4.2.2. Th2 and Their Target Cells in COVID-19
Differentiated Th2 cells, when recognizing a pathogen, secrete cytokines IL-4, IL-5, and IL-13, thus initiating a type 2 immune response, which is associated with the activation of mast cells, basophils, and eosinophils, as well as epithelial cells capable of producing mucus [116]. The main target of Th2 cells is multicellular pathogens. However, in COVID-19, virus-specific Th2 cells were found [91,117], and high levels of Th2 cytokines were detected in the serum of patients at the acute phase of infection [90]. The proportion of T-helpers expressing CCR4 on their membrane and GATA3 in the nucleus was also higher in the peripheral blood of patients [53]. The increase in Th2 cells with the CXCR3–CCR6– phenotype in blood was closely associated with a poor outcome in patients with severe COVID-19, which made it possible to consider this indicator an independent prognostic marker [118] (Figure 4). An increased level of Th2 in blood and hyperactivation of these lymphocytes may be closely associated with such concomitant symptoms as intestinal hyperperistalsis, acidification of gastric juice, and shortness of breath, which, in this case, can be considered standard defense mechanisms to remove parasites by regulating Th2 cytokines [119]. As for the inflamed tissue, when analyzing the cells from the BALF of patients with severe COVID-19, upregulation of the genes encoding key factors responsible for the polarization of cells towards Th2 (GATA3, IL4R, and MAF) was found, although the production levels of the main Th2 cytokines did not differ between patients with different severities of COVID-19 [120]. Moreover, in patients who recovered from COVID-19, an elevated number of Th2 cells remained in the blood for several months, although the levels of IL-4, IL-5, and IL-13 did not differ significantly from the control values [121].
The main Th2 targets among immunocompetent cells are connective tissue mast cells and circulating basophils and eosinophils [122]. During the acute phase of SARS-CoV-2 infection, a decreased basophil count in the peripheral blood of patients was noted [123]. Importantly, the number of basophils was significantly reduced in patients with an unfavorable outcome relative to the values obtained for patients who recovered from COVID-19 [124]. Moreover, higher relative and absolute basophil numbers were found to negatively correlate with the risk of severe COVID-19 [125]. Thus, the restoration of the basophil count to the normal values could be regarded as a prognostic marker for the transition from the acute phase of inflammation caused by COVID-19 to the recovery phase [126].
As for alterations in the phenotype of basophils, a decrease in the expression levels of the integrin receptor CD11b and the receptor for prostaglandin D2 (CRTH2 or CD294) was found on the surface of basophils in patients with COVID-19 compared to cells of a similar population of apparently healthy volunteers [123]. When comparing patients with severe and mild COVID-19, an increased density of PDL1 expressed by basophils in severe patients was observed.
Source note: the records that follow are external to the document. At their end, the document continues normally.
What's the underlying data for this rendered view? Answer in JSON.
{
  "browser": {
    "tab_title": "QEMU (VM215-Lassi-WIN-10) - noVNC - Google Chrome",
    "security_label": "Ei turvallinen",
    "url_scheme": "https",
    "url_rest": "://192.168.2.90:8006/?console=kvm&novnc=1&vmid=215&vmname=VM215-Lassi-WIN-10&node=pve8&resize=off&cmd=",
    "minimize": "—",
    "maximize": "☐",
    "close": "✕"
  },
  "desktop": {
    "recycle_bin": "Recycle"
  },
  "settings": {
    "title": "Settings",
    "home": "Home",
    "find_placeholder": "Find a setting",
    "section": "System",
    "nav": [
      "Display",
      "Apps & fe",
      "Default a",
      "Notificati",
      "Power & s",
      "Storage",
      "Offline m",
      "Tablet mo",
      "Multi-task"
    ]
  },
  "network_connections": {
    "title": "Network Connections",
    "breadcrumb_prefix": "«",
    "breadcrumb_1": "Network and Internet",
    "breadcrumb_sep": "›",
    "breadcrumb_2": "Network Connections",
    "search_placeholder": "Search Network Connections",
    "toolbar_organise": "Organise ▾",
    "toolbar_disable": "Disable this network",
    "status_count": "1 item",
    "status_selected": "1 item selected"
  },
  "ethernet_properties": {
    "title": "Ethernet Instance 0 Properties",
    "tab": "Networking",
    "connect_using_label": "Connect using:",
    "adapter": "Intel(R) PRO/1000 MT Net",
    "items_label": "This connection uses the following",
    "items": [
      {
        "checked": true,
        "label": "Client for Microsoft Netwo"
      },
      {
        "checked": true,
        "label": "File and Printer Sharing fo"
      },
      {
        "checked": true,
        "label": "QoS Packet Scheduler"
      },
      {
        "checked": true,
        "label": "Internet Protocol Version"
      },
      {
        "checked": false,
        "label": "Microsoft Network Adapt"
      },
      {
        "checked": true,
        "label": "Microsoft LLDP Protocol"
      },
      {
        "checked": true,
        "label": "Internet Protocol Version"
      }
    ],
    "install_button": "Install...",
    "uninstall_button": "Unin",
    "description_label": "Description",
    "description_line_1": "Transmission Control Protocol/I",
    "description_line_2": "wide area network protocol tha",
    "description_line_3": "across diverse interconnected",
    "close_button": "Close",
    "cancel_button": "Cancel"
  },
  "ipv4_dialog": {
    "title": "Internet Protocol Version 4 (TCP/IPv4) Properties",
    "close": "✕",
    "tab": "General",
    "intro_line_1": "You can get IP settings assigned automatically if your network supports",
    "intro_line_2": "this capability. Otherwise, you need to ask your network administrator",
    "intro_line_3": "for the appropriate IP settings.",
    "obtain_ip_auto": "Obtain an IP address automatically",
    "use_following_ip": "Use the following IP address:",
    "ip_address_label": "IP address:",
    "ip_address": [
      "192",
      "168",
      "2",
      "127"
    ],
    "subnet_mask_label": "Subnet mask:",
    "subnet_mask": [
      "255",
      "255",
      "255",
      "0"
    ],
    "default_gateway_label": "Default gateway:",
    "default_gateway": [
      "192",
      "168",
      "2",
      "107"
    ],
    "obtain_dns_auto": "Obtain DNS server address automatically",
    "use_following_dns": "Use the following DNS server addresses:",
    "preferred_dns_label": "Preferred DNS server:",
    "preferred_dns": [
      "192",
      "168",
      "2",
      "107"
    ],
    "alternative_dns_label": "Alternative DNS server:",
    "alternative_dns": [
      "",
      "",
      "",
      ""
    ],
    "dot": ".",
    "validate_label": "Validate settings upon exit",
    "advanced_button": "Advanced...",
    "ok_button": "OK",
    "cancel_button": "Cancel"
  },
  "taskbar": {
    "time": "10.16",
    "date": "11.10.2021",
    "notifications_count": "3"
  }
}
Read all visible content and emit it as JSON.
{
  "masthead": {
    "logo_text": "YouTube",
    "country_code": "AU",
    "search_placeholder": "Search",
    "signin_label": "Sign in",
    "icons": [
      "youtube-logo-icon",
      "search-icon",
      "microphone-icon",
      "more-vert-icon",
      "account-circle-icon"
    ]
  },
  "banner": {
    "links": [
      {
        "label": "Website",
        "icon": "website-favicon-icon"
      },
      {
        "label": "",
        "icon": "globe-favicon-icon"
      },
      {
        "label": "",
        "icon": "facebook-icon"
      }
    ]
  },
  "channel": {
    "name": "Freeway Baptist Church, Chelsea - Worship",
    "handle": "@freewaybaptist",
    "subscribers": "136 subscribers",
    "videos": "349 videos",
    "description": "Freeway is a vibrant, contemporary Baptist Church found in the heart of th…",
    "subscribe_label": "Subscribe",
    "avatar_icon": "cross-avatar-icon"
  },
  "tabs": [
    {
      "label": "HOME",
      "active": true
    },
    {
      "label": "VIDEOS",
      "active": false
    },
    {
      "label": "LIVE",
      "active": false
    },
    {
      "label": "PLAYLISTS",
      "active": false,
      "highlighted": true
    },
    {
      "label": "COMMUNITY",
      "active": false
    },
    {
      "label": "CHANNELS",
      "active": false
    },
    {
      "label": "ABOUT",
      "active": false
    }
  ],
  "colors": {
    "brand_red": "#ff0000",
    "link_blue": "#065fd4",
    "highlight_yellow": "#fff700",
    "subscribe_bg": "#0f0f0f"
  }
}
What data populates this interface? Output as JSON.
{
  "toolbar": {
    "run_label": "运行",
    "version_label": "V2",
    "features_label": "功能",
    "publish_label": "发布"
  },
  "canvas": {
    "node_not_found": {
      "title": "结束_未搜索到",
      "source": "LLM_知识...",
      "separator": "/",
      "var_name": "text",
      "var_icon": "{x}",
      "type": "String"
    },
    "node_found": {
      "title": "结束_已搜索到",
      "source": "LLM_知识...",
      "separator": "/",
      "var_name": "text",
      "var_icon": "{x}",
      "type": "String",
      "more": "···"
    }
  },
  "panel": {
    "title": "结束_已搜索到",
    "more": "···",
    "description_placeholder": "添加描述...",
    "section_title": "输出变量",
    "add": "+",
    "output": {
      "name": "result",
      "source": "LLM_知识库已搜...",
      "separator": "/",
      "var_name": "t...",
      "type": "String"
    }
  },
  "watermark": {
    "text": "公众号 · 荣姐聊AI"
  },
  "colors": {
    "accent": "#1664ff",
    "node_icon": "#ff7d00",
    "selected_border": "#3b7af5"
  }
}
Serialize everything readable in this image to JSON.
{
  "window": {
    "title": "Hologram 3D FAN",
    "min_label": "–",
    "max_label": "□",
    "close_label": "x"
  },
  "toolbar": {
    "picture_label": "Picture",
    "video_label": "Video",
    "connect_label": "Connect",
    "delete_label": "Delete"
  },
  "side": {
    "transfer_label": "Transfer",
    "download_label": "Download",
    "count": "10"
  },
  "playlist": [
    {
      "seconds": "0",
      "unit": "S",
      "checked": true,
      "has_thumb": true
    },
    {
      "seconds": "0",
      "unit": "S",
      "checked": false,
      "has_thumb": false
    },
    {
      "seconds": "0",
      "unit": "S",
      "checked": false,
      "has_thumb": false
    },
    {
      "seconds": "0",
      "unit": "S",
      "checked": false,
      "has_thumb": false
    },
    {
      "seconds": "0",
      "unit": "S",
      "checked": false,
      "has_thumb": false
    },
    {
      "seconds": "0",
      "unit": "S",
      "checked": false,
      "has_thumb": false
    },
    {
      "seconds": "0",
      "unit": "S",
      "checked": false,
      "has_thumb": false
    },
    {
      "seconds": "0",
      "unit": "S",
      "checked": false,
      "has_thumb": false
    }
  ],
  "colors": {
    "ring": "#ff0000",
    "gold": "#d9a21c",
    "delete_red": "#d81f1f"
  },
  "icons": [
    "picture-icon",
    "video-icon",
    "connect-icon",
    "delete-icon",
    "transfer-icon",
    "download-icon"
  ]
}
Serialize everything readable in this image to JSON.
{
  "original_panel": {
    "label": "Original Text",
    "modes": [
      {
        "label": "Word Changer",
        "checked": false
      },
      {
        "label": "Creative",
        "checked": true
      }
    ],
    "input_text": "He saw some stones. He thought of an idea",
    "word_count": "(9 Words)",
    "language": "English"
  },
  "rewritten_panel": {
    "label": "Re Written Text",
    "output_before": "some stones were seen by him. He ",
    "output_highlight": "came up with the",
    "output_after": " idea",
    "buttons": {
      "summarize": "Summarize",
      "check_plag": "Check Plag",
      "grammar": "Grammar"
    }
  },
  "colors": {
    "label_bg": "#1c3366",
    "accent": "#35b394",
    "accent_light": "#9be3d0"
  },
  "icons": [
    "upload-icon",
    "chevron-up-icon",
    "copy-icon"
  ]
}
Moreover, the density of PDL1 on basophils positively correlated with the severity of the disease (SOFA scores).
It is widely accepted that mast cells play a crucial role in protecting from helminths invasions during type 2 inflammation, although the role of these cells in antiviral protection is also crucial [127]. Their participation in COVID-19 pathogenesis may be associated with the release of various pro-inflammatory mediators, a high level of which can result in damage to lung tissue and activation of various immune and non-immune cells both in the inflammation site and at the systemic level. For example, the levels of mast cell-specific enzymes (chymase, β-tryptase, and carboxypeptidase A3) were increased in serum samples from patients with COVID-19 compared to those from healthy donors [128]. In addition, the analysis of lung tissue biopsy samples from patients with COVID-19 identified an increase in CD117+ mast cells and IL-4-expressing cells in the perivascular space and alveolar septa compared to controls [129]. A massive activation of mast cells, as well as their accumulation in the site of inflammation, make these cells a potential target for therapy in the acute course of COVID-19 [130]. The restriction or blockade of mast cell activation associated with the secretion of inflammatory mediators and the production of proinflammatory cytokines and chemokines can be used in clinical practice to reduce the volume of lung tissue damage [131].
Reduced levels of eosinophils in peripheral blood were typical for about 75% of patients with COVID-19 [132]. On admission to the hospital, patients with a low eosinophil count were more prone to fever, fatigue, and shortness of breath; they demonstrated lung tissue lesions during radiographic exacerbation more frequently and also stayed in the hospital for a longer time and had a more severe course of COVID-19 compared to hospitalized patients with the normal cell count in blood [133]. It is no less important to note that circulating eosinophils were significantly lower in critically ill COVID-19 patients compared to moderate or severe patients [134,135]. After controlling for confounding factors—age, gender, hypertension, coronary heart disease, diabetes, and chronic lung disease—a progressive decline in peripheral blood eosinophil levels was independently associated with a poor outcome. In addition, the concentration of eosinophils positively correlated with such important clinical indicators of COVID-19 severity as platelets frequency and D-dimer levels, while an inverse relationship was observed with the levels of urea, creatinine, aspartate aminotransferase, lactate dehydrogenase, and creatine kinase in serum. Still, some researchers have expressed doubts about the high predictive value of the association between the severe course of COVID-19 and a reduced circulating eosinophils count [125].
The eosinophil count in circulation upon infection with SARS-CoV-2 was reduced relative to the control, and the expression of CD294 on the surface of eosinophils was lower than the control values [123]. When comparing patients with mild and severe COVID-19, a higher density of PD-L1 expression by eosinophils of the latter was noted, which also positively correlated with the severity of the disease according to the WHO and SOFA scores.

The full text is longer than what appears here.